Le berger Landais

À la différence du laboureur rivé sur son champ ou du résinier à ses pins, le berger fréquente les immensités de la lande, jusqu’aux confins des territoires communaux. Dans l’ancienne société fondée sur le système agro-pastoral, le berger assure une activité essentielle sans pour autant constituer une catégorie sociale particulière. Parfois membre d’une famille de propriétaires ou de métayers, c’est souvent un homme trop âgé pour le dur travail des champs mais dont l’expérience se révèle précieuse pour la conduite et le soin du troupeau. Il peut aussi être domestique, au service d’un propriétaire ou d’un métayer, intégré éventuellement à la maisonnée de son patron.
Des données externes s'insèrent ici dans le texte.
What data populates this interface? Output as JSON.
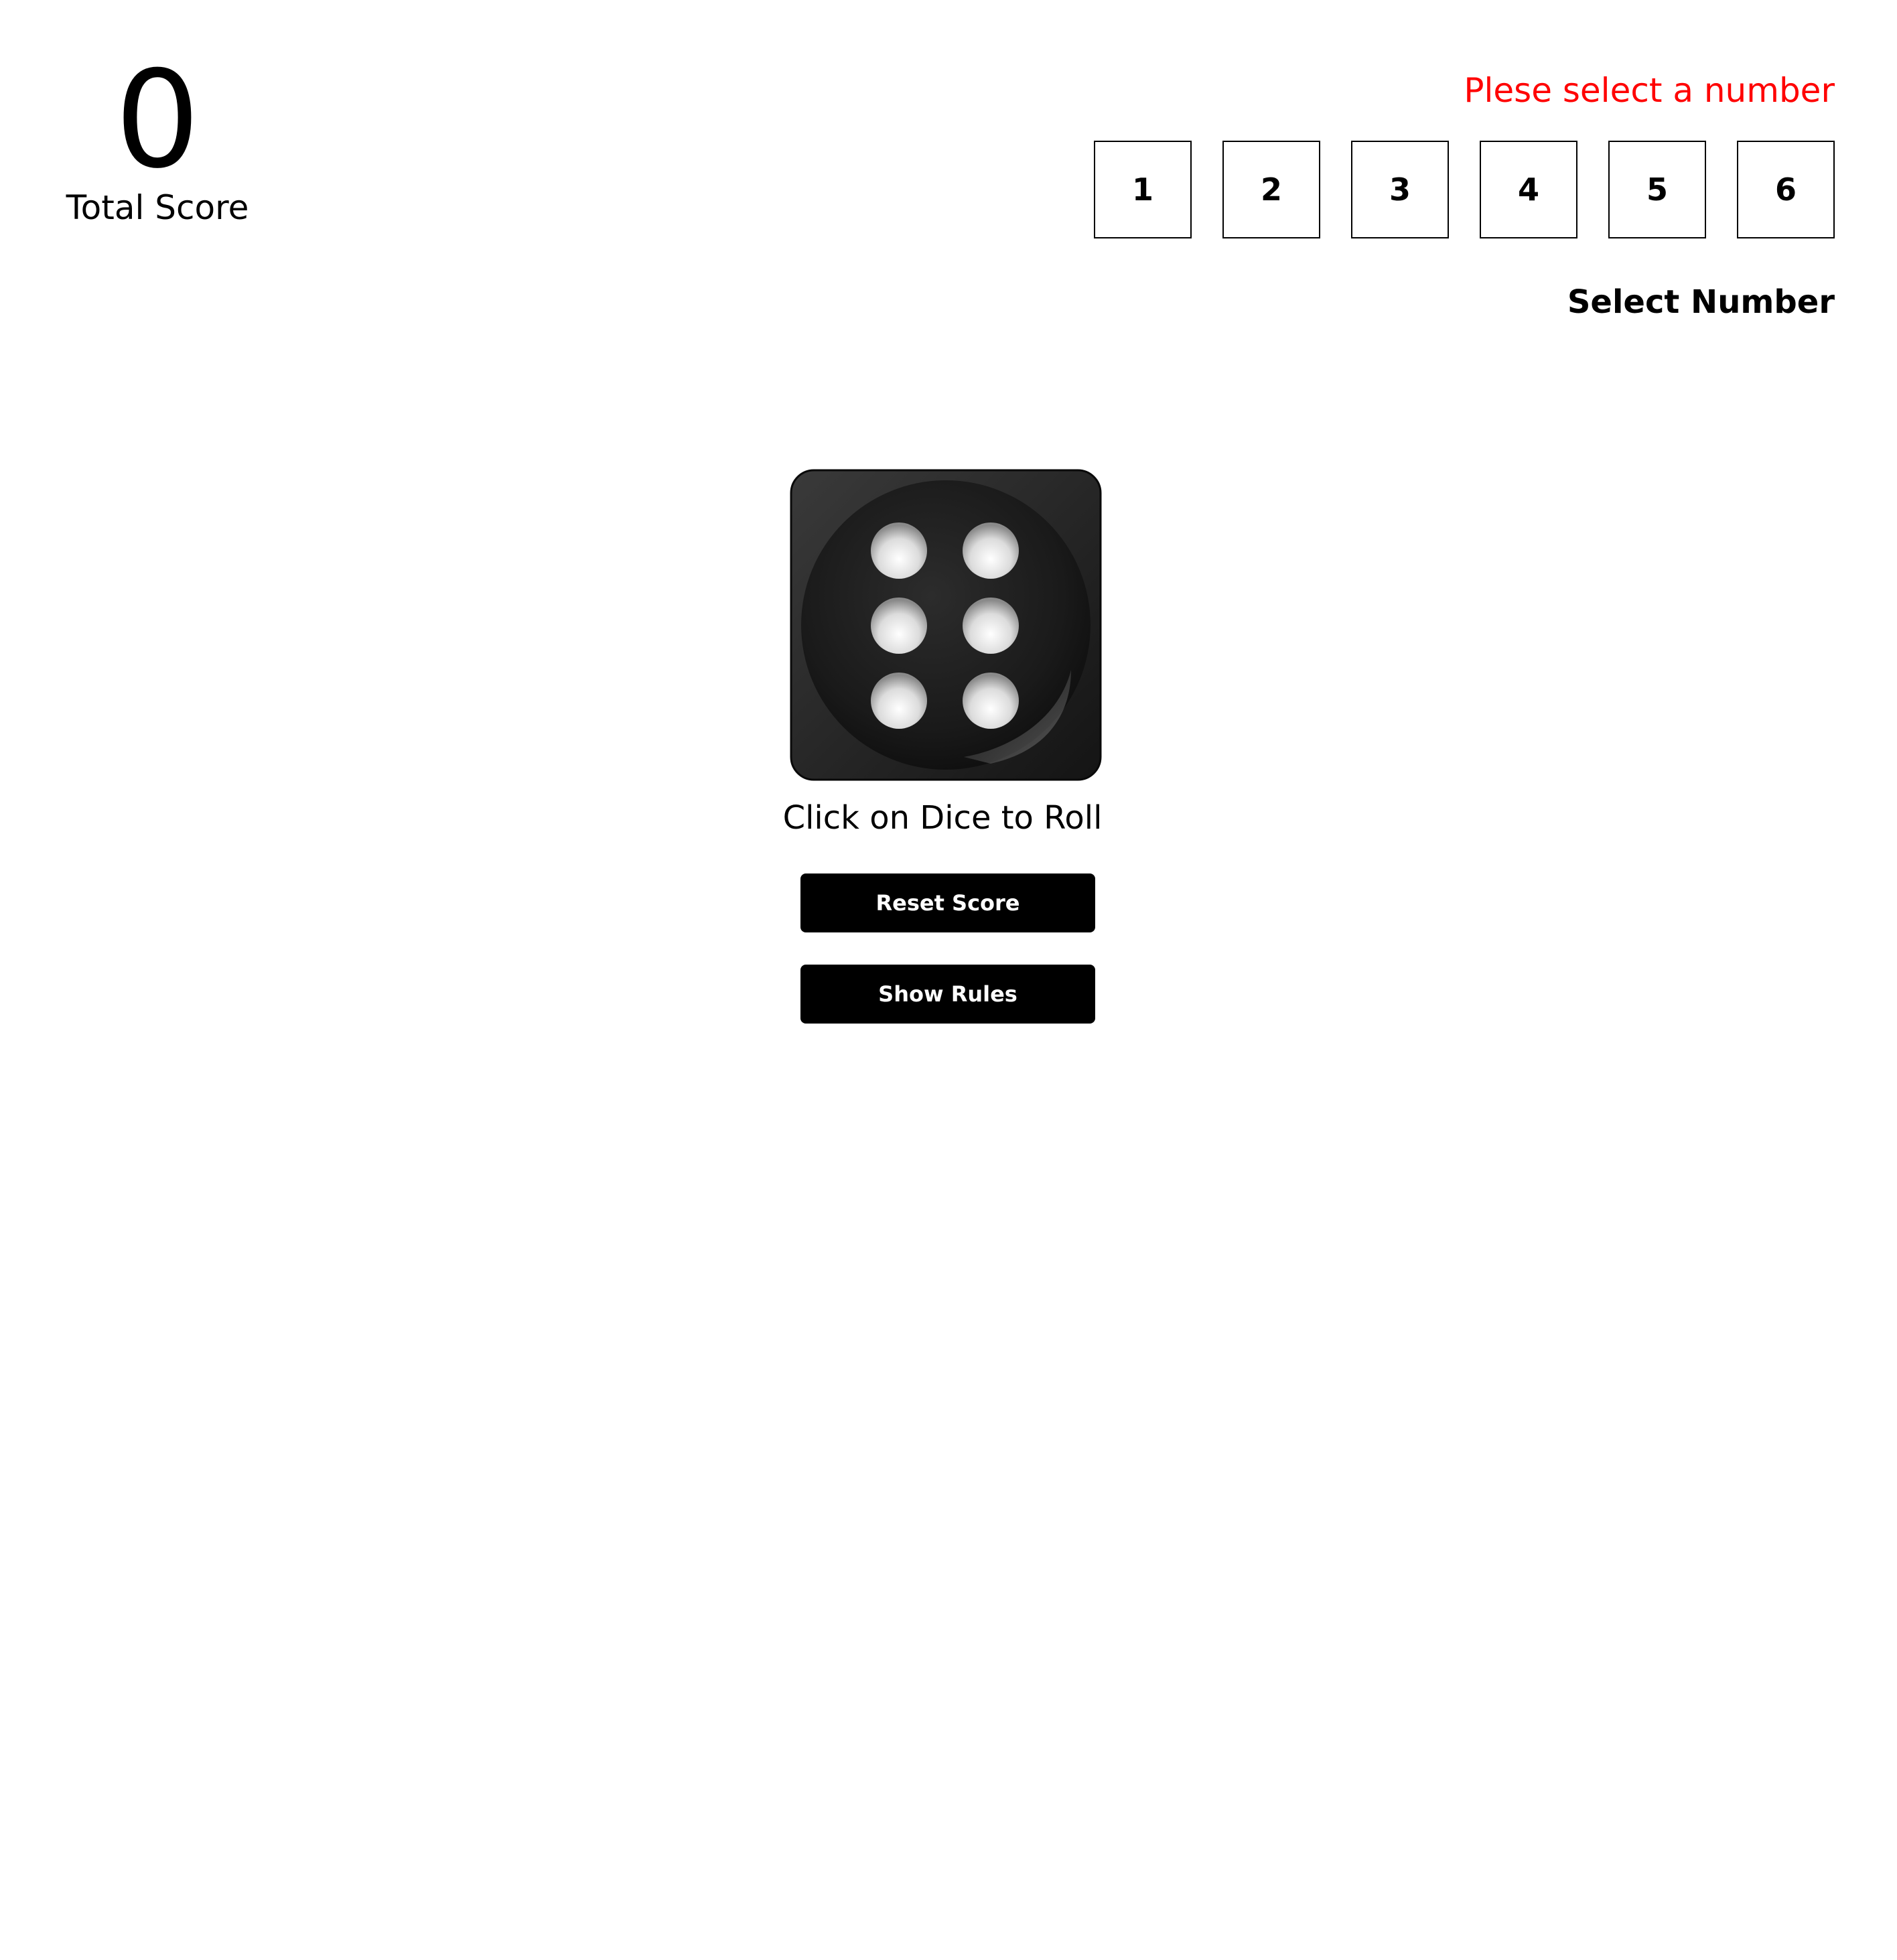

Il est le plus souvent sous contrat avec un propriétaire qui lui confie alors une métairie réduite : la brasserie.

Lorsqu’il est brassier, le berger dispose une petite maison (le meysouet) et d’un lopin de champ complété d’un jardin pour assurer sa subsistance. Le brassier apporte avec sa femme et ses enfants un complément de main d’œuvre dans bien des travaux réalisés chez le métayer ou le propriétaire qui, en contrepartie, effectuent des travaux aratoires sur son champ. Pour la garde du troupeau, il reçoit des gages annuels alloués par le propriétaire.

À la belle saison, il arpente la lande pour fournir à ses bêtes une nourriture suffisante. Ainsi, la période d’agnelage passée, il s’éloigne des quartiers et des bourgs pour vivre en solitaire. Une solitude toutefois émaillée de rencontres régulières avec d’autres bergers venant de quartiers ou villages voisins. Ces rencontres, ainsi que les fêtes et les foires, sont autant d’occasions d’échanger des nouvelles, que chacun ramène ensuite dans son port d’attache. Ainsi, paradoxalement, ce solitaire joue dans les quartiers isolés le rôle de messager.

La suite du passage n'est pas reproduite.